The struggle of mankind to move from the darkness into the light has engaged the attention of generations of serious-minded citizens in every quarter of the globe. Century after century there have been individuals who have dared to storm the "gates of heaven" and infuse courage and a larger vision into the thinking of mankind. Side by side with these few, however, has been the deadweight of those who refuse to meet even halfway the responsibility of humanhood. Today the critical nature of decision is a universal challenge — no longer the privilege of the few, but the charge of all. But how to meet that challenge intelligently and wisely?
It is one thing to glimpse a vision of a more enlightened approach, quite another to implement it. The age-old virtues of charity, discrimination, courage, and understanding take years, maybe millennia, to become a solid investment in character. Everywhere men and women are asking themselves: if the battle of light against darkness continues endlessly, what of the use of force in our human relationships? If we see nature using force in her kingdoms, how can we expect man not to use force to bring about his will?
In the process of growth, naturally there is struggle and a conflict of wills. But we can question whether nature ever forces her growth. There is a world of difference between the compulsion of force and the beneficent use of strength. In physical matters, force undoubtedly works, for it takes only a few bulldozers, graders, and earth-movers to "remove a mountain." But in the higher levels of thinking and action, what do we invariably run into when force is applied? Opposition and more opposition, with force pitted against force, and no solution in view. Yes, in every field of human relations we do indeed find force, plenty of it, rearing its massive head: the force of the human will trying to compel change, trying to bulldoze its way through mountains of opposition. But if there are mountains other than those of rock and earth, do they not require implements of the spirit rather than of matter?

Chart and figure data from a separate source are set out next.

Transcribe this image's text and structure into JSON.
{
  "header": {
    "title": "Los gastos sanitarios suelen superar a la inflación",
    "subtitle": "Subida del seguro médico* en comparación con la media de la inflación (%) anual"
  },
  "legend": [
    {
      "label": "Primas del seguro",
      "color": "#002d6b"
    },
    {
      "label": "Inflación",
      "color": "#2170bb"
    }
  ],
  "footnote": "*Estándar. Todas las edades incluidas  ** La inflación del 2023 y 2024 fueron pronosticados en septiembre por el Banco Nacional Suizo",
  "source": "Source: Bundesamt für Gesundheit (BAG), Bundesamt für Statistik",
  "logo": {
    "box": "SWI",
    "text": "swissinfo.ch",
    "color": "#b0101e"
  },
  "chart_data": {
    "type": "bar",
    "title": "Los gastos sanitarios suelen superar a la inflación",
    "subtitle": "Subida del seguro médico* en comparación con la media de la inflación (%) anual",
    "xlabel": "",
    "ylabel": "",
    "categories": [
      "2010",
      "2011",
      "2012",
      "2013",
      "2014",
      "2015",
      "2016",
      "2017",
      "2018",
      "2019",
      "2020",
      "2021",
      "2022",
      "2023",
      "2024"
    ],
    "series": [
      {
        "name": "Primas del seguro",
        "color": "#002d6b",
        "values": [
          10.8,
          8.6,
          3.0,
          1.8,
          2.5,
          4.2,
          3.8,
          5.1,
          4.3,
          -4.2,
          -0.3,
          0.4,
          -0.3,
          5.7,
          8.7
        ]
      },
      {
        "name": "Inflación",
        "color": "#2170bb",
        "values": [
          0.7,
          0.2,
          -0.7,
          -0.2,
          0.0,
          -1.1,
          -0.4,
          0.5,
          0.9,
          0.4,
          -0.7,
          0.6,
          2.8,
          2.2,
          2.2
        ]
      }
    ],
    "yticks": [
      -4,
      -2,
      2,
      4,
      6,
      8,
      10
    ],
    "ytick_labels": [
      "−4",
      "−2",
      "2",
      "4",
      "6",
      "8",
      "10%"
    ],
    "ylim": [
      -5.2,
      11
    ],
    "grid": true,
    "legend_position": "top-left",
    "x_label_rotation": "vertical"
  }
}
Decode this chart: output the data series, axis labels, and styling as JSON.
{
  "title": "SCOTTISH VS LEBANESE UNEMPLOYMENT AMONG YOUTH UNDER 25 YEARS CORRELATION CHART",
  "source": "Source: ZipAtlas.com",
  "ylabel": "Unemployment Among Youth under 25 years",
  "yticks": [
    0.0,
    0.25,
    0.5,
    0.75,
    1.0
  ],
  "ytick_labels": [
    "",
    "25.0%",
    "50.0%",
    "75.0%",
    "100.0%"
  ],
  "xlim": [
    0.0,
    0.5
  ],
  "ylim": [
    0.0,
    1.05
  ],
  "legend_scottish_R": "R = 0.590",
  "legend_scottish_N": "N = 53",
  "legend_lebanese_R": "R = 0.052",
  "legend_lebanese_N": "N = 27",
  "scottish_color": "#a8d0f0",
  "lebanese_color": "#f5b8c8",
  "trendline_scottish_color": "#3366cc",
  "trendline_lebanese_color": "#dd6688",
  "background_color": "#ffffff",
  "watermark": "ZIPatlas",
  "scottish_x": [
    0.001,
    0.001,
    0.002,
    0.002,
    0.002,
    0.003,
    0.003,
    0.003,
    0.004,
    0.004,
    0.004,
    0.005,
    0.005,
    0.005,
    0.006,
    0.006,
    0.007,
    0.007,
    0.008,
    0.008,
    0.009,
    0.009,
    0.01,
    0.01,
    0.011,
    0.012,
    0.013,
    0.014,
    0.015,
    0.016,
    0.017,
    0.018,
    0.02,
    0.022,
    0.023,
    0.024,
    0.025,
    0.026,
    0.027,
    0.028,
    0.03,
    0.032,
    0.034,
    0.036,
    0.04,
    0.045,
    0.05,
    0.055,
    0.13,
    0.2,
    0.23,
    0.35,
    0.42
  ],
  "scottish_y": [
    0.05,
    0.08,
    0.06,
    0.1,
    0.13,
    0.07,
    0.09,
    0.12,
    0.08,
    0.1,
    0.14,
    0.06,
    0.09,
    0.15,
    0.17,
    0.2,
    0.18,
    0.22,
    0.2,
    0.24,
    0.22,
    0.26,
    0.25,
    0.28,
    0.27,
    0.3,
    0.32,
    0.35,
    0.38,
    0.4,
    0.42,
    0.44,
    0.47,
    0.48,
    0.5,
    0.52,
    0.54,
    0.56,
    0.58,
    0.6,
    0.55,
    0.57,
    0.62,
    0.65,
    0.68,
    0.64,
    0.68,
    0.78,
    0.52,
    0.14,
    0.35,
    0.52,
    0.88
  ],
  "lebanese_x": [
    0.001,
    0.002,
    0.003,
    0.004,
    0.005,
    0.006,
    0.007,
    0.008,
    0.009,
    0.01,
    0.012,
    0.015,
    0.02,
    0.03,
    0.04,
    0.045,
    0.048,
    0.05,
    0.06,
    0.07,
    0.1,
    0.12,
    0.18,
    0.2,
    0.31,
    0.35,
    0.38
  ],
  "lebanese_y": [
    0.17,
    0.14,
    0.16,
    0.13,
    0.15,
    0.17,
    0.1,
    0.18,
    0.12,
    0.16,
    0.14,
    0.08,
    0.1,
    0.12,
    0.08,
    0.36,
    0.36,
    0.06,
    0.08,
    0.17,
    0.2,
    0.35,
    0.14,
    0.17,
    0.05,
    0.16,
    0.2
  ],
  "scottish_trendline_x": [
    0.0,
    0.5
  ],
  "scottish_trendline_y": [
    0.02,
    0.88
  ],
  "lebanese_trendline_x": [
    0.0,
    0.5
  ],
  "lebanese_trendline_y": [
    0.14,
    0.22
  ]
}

No, nature does not force growth. "The mills of God grind slowly, yet they grind exceeding small" — the workings of nature are quiet, yet strong, and while we can take a flower in a hothouse and by the application of forced heat hasten its maturity, in doing so we speed its death. The lifespan of that flower is far shorter than it would otherwise have been if allowed naturally to grow and develop in its own time and place.
If we could view the present turmoil and confusion through the perspective of history, we would see that all growth, all expansion of consciousness, all liberation of the human spirit, have not been forced into being but have accrued slowly through long years and many generations of silent yet potent endeavor. So it could be with nations: if the national wills work with a forceful determination to get benefits for themselves alone, without due consideration of the broad international scene, then we err because force, whether of weapons or words, becomes our medium of arbitration. But if nations would reflect the combined strength of the spiritual will of their respective peoples, we would find, almost automatically because so modest it would seem, that there would be an expression of justice, of good will, and the dignity of a wholesome interchange of viewpoint. Then the strength of wisdom needed to handle our major diplomatic and international problems would be forthcoming, and force would be seen not only as a fool's investment, but more, an investment in self-destruction.
We all remember the passage in Matthew where Jesus reminds his listeners that "from the days of John the Baptist until now the kingdom of heaven suffereth violence, and the violent take it by force." Should we infer that Jesus meant that we must literally take the kingdom of spiritual things by force? Looking into the original we find that this injunction can with equal accuracy be translated in this way: "The kingdom of the heavens is overpowered, and the strong (of mind) seize it." The verb "overpower," coming from the root bia, in ancient Greek usage signified not only "bodily strength or power," but also "strength of mind." So why not interpret the Master's admonition as "the kingdom of spiritual things must be taken by strength, and those of strong mind seize it."
The hope of the world does not lie in doctrinal religion, in philosophic speculation, nor in scientific experiment. It lies where it has always been: in the courage and the vision of each succeeding generation to move with the tide of progress as it advances from one cycle to the next. We must look ever to the young in heart — not always the young in years, but the young in resilience of spirit — to chart new pathways of achievement so that the generations to follow may continue the upward progress of the human race. The crisis of today is not new — it has been met countless times in ages past, but not in recorded history has there been so overwhelming a concern that our actions be enlightened. With every investment at our command, spiritual, mental, and physical, it would seem that victory would be simple. Yet there remains ever the natural timidity of human nature to cast off the old and seize with strength the kingdom of the new. There still are Nicodemuses who stand aloof, by their own choice, outside the circle of active responsibility; and the rich young rulers who, feeling the pull of truth yet prefer their bonds, the "riches" of their vested thought-vehicles, and thus deny themselves the privilege of joining the vanguard.
People today, however, are proving that there is a deep fund of unselfishness in their natures, coupled with a desire to do something creative with their lives. The dominant quality is a self-reliance of spirit and mind that no longer will accept tired literalisms of religious dogma, but is pioneering new frontiers in moral and spiritual values. The legacy of the "kingdom of heaven" is theirs — not for liquidation through force, but held in trust for the "strong of mind" to seize — a legacy of freedom of thought, of action, and most important, a legacy of freedom in spiritual aspiration.